Wednesday, April 14, 2021

There's Nothing New Under The Sun

 

I have heard authors lament again and again. They were working on a project until they saw or read a story with a nearly identical plot. That leaves them feeling that what they are working on is redundant, even useless. Many end up tossing their work in progress and beginning something else, all because they saw something similar.
 

Well, a few weeks ago I saw something similar. I watched the Disney Pixar animated film, Onward. I had never seen the story before, but I practically wrote it.

At least I felt like I did.

As the movie unfolded, I felt like I was watching an animated version of my 2019 novel, Courage. Fortunately, I could not have tossed my words even if I wanted to. And really, I’d never want to. What I can do is enjoy the similarities in character, plot and theme. Loving mother dealing with two sons who don’t understand how badly they need to reconnect to each other. And a dead father who’s loss makes both boys sad and desperate.


There are also differences. The younger brother in Courage has a talent for swimming and diving that his older brother admires. In Onward, the younger brother discovers he has a talent for magic, which makes his older brother wildly enthused for him. Onward has a Manticore, Courage a younger sister. Both are a little scary, and a lot of fun. Courage has a parole officer keeping an eye on the elder brother. Onward uses a centaur police officer. Thank heavens I abandoned the subplot of having the parole officer fall for my heroes' mother. With the centaur trotting around romancing the boy's mother in Onward, that would have been one coincidence too many.

Both the movie and book have the same core, brotherhood at its worst, and at it’s finest. I am really thankful Onward did not come first. Otherwise I might have ignored the advice I give to others in a similar situation and tossed that manuscript. And that would have been a shame. Both stories deserve to exist and can be loved by any siblings who have ever lost a father and nearly lost each other.

There is no such thing as one and only one way to solve a problem or tell a story. Why else is there an endless stream of versions of Cinderella? Nothing an author can write is really unique. Just because your theme has been used once, or twice, or a thousand times doesn’t mean there isn’t room for your Voice to tell that story one more time.

3 comments:

Lynn Lovegreen said...

I agree, Barbara. Even if we tried to tell the same story, we'd have unique ways of telling it. Your book Courage will make many readers happy, with or without Onward!

Judith Ashley said...

Barbara, I too have heard people say they tossed a story because someone else wrote something similar (or even stole it). I'm grateful I heard from agents, editors and writer friends just what you said.

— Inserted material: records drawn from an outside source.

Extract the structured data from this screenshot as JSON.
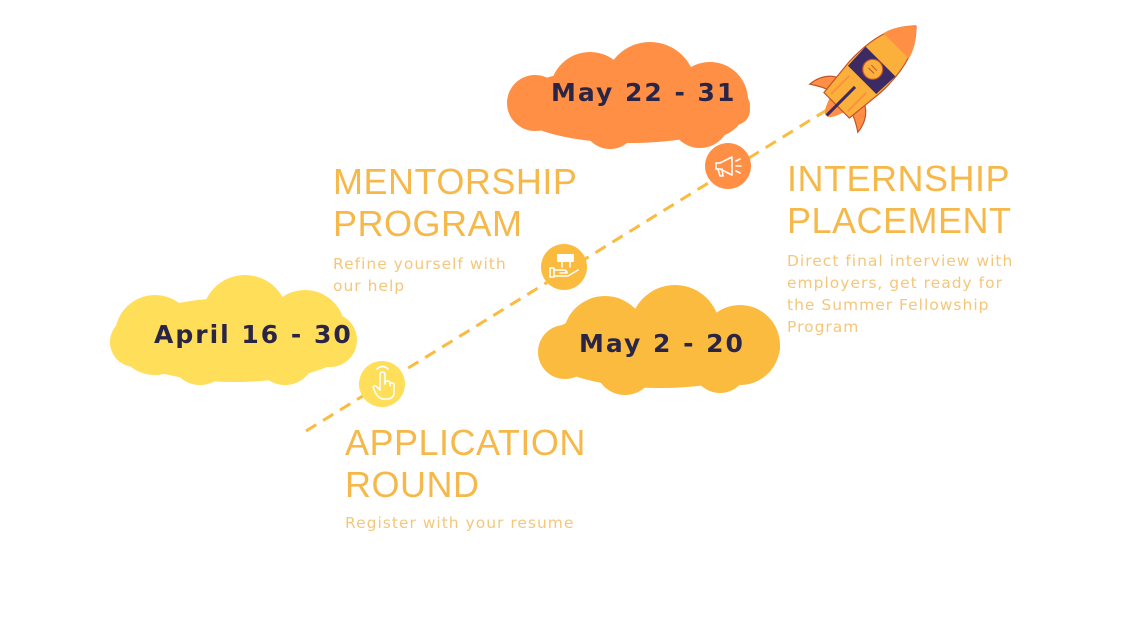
{
  "colors": {
    "accent_orange": "#ff8f45",
    "amber": "#fbbb3f",
    "yellow": "#ffde59",
    "text_dark": "#2b2545",
    "heading": "#f7b84a",
    "rocket_body": "#fbb03b",
    "rocket_purple": "#3b2a63"
  },
  "stages": [
    {
      "date": "April 16 - 30",
      "title_line1": "APPLICATION",
      "title_line2": "ROUND",
      "description": "Register with your resume",
      "icon": "pointer-hand-icon"
    },
    {
      "date": "May 2 - 20",
      "title_line1": "MENTORSHIP",
      "title_line2": "PROGRAM",
      "description": "Refine yourself with our help",
      "icon": "mentor-hand-icon"
    },
    {
      "date": "May 22 - 31",
      "title_line1": "INTERNSHIP",
      "title_line2": "PLACEMENT",
      "description": "Direct final interview with employers, get ready for the Summer Fellowship Program",
      "icon": "megaphone-icon"
    }
  ],
  "decorations": {
    "rocket": "rocket-icon"
  }
}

There is room for everyone to tell their story one more time in their Voice. So glad you are continuing to write your stories!

Maggie Lynch said...

Really good example and advice to stick with it. In addition to no two stories being alike--even with similar themes or plotlines, I think authors forget that ideas are not copyrightable. They are out there for people to use in whatever way they want. Imagine what would happen if everytime a big event happened (e.g., a volcano blew) that only the first news organization to get there would be allowed to write a story. It is the fact that hundreds of news organizations right that story that we get lots of points-of-view, nuances, and different concepts about what was important to convey.

I too, like many writers, almost gave up on a story years ago. I had just finished the first draft of the first book in my Forest People fantasy series. That year Avatar was released (2009). In my mind, there were so many similarities. Environmental damage caused by humans, an unknown species impacted, the belief in the mother tree giving life and the forest having special gifts.

Of course, there were a lot of differences as well, but I was convinced people would speculate they'd I'd stole my ideas from Avatar. I held on to the book for four years and that series and worked on other things. I figured my fantasy novels were never to be released.

Fortunately, I went on to publish that book in 2013 and two others in that series subsequently. Once it was published I could see all the differences from Avatar--locations, characters, age of protagonists, and even the underlying world building and science. It was those universal themes that I feared. The same themes in thousands (if not millions of books). Good vs evil, community vs self, and of course a character's journey to know themself better and find what truly makes them whole.